In trying to describe the UNC political moment, one is faced with what can be called the evolution of the pragmatic thrust in the society. In The Metaphysical Club (2001), Louis Menand showed the powerful impact of the American Civil War on the making of intellectual giants such as John Dewey, Oliver Wendell Holmes Charles Sanders Peirce and William James. His work demonstrates how events shaped the philosophies of these historical players without their necessarily being aware of these factors. In A History of Britain, Simon Schama demonstrates how events shaped scholars such as John Locke and Adam Smith and politicians such as Oliver Cromwell and Robert Walpole. Although I do not place Panday in such exalted company, he, too, was shaped by events that were not entirely of his own making but which he exploited with dexterity and abandon. Like Walpole, we might say of Panday: "He had been lucky, not prescient." In other words, within the context of modern Trinbagonian politics, Panday must be seen as the political pragmatist, par excellence. His survival capacity remains inexhaustible.

In the end, we can say that the most important moments in T&T's political history were the time of TWA, Butler's Home Rule Party, PNM, NAR and the ULF. The most important political personalities were Cipriani, Butler, Williams, Panday and Robinson, the latter using his presidency in an unprecedented manner to carry forward and enhance his political legacy. Of the two figures alive, Panday remains the ultimate pragmatist, working without a plan or a program but guided by instinct. Robinson, we can argue, gave the office of the Presidency a new status in that he seemed to suggest that in times of trouble the President must be the ultimate bulwark of national integrity.

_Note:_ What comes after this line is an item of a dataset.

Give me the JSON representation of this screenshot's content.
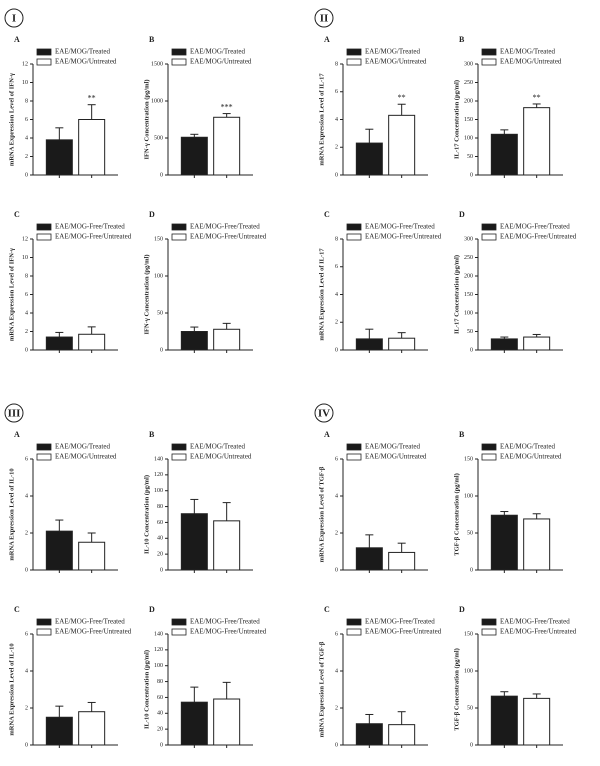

Today, we are at the edge of a new political problematic. It demands an act of statesmanship on Panday's part in very much the same way that Albert Gore grudgingly gave way to George Bush in the furtherance of national unity. So, too, must Panday give way to Manning in the cause of national unity. Despite the discrepancies that existed in the last US elections, Gore realized that maintaining the wholeness of the nation was more important than any of his private desires. The Supreme Court spoke and he had to listen. In the event of a tied election or the death of the Prime Minister, our constitution calls for the President to determine the new President. We may not like his choice but a statesperson abide by that decision. Only such acceptance can guarantee the sanctity of national order and create the necessary social, civic and intellectual capital that is so necessary for our development. Our leaders, be they teachers, lawyers, doctors, or politicians, must invest in these assets to ensure the growth of the society.

As per usual, we will have to back back into a solution of our present crisis. If the political and social legacy of the 19th century seems somewhat incoherent, then the 20th century looks a bit more ordered in that one can to locate a different kind of rationality and a more systematic foundation for a new social order. How we move into this new order depends in part upon the structures we put in place and the social, political and intellectual capital we leave to our off spring. In spite of all of our problems, we did not do such a bad job. We enter this century more unified and more conscious of what it means to be a Trinbagonian. If only we would utilize them, I believe that we have all the tools at our disposal to leave our society a better place than we found it.